One reason the CHEST study didn’t show any mortality difference might be due to the fact that they studied a mixed ICU population, while the 6S trial only included really sick, severely septic patients. The CHEST group also mentions that their patients were not as severly ill as the 6S population. This was also reflected in the 6S study, where sepsis patients in shock were at greater risk for harm from HES than patients not in shock (see figure B). In the non-shocked group, the results look inconclusive. So the really sick patients might be the ones that take the greatest hit from synthetic colloids.
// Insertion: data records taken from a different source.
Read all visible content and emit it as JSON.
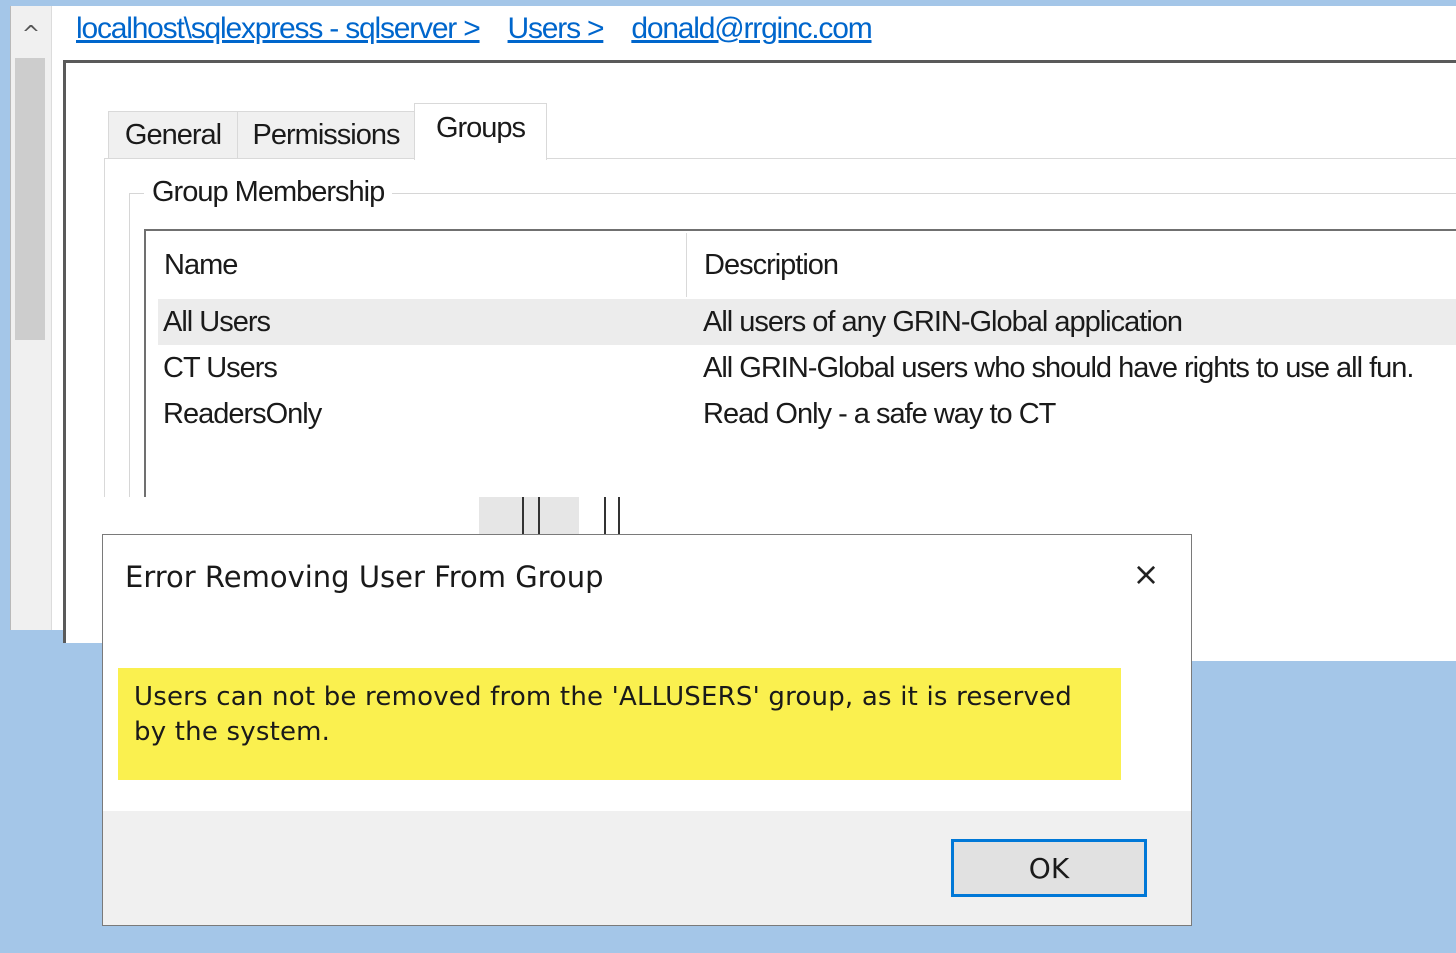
{
  "breadcrumb": {
    "items": [
      "localhost\\sqlexpress - sqlserver >",
      "Users >",
      "donald@rrginc.com"
    ]
  },
  "tabs": {
    "general": "General",
    "permissions": "Permissions",
    "groups": "Groups",
    "active": "Groups"
  },
  "group_membership": {
    "title": "Group Membership",
    "columns": {
      "name": "Name",
      "description": "Description"
    },
    "rows": [
      {
        "name": "All Users",
        "description": "All users of any GRIN-Global application",
        "selected": true
      },
      {
        "name": "CT Users",
        "description": "All GRIN-Global users who should have rights to use all fun.",
        "selected": false
      },
      {
        "name": "ReadersOnly",
        "description": "Read Only - a safe way to CT",
        "selected": false
      }
    ]
  },
  "dialog": {
    "title": "Error Removing User From Group",
    "message": "Users can not be removed from the 'ALLUSERS' group, as it is reserved by the system.",
    "ok_label": "OK",
    "close_icon": "×"
  },
  "icons": {
    "scroll_up": "^"
  },
  "colors": {
    "link": "#0066cc",
    "message_highlight": "#faf04f",
    "ok_button_border": "#0078d7",
    "desktop_background": "#a4c6e8"
  }
}
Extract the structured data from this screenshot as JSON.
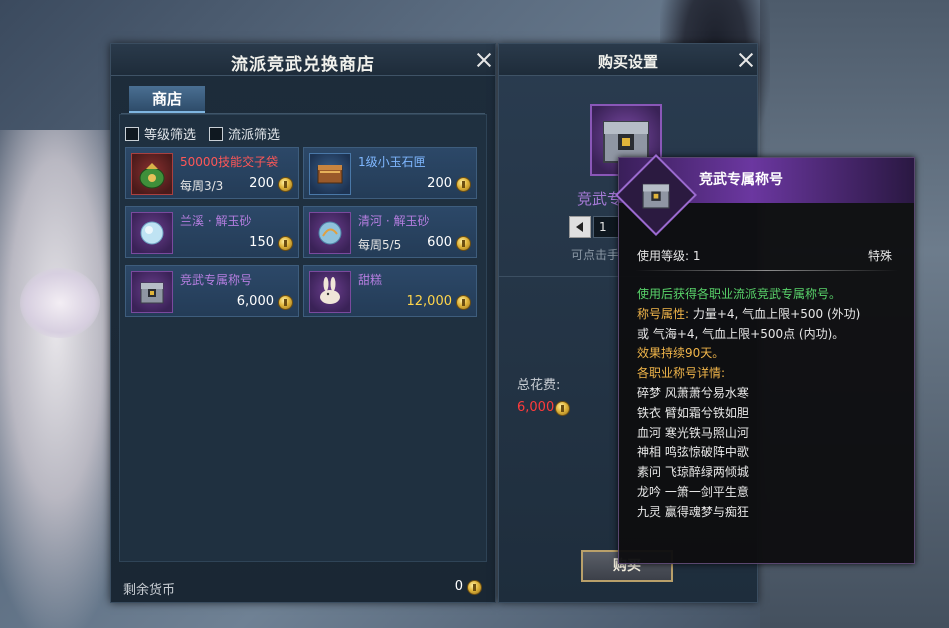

This difference is probably also the reason we haven’t been able to show any mortality difference in the general population in the operating theatre. Because there is none. These, mostly healthy, patients can probably take colloids onboard without any real disadvantage. But then again, these are healthy patients and don’t really need colloids. So there’s no real rationale for using it – except for the satisfaction you get as a doctor in seeing a quickly responding blood pressure.
Even though some oncotic pressure is needed to keep fluid intravascular, it doesn’t seem like plasma expanders help much in the long run. Maybe it is because the low oncotic pressure is due to leaking vessels – so your added colloid also ends up sieving out into the extracellular fluid. And in the cases where intravascular fluid is lost not by leaking, but by bleeding – the patient needs blood, not just colloid substitution. So looking for a good way to apply colloids might have a flawed basis to it?
This downfall of HES products has led to a renewed interest in the “natural colloids” albumin and plasma as resuscitation fluids. They don’t seem to harm patients like HES does. But Albumin and plasma still haven’t show any survival advantage. The SAFE study couldn’t find any albumin advantage, and the Cochrane review lumps albumin and plasma together with other colloids, also say they have no proven advantage over crystalloids. Some researchers are looking into gelatin based colloid fluids again, as they don’t have the starch polymers that stay in the body long after the fluid is gone. Or there might be subgroups of patients that could benefit from albumin or plasma? The Canadians are looking into it, and the PRECISE trial is still under way. Time will tell.
What to do?
Throw your synthetic colloids out of the ICU, and possibly out of the hospital.
Or maybe that’s too soon? Even if you think so, you should at least keep HES away from your severly septic patients, and most possibly from other critically ill patients as well. And think twice before giving them to anyone else. So, every time you feel the itch to give a quick fix of colloids – think again.
UPDATE OCT 11th 2013:
PRAC – the European Pharmacovigilance Risk Assessment Committee, under the European Medicines Agency (EMA) has issued a statement that HES solutions should no longer be used in septic patients, burns patients or critically ill patients.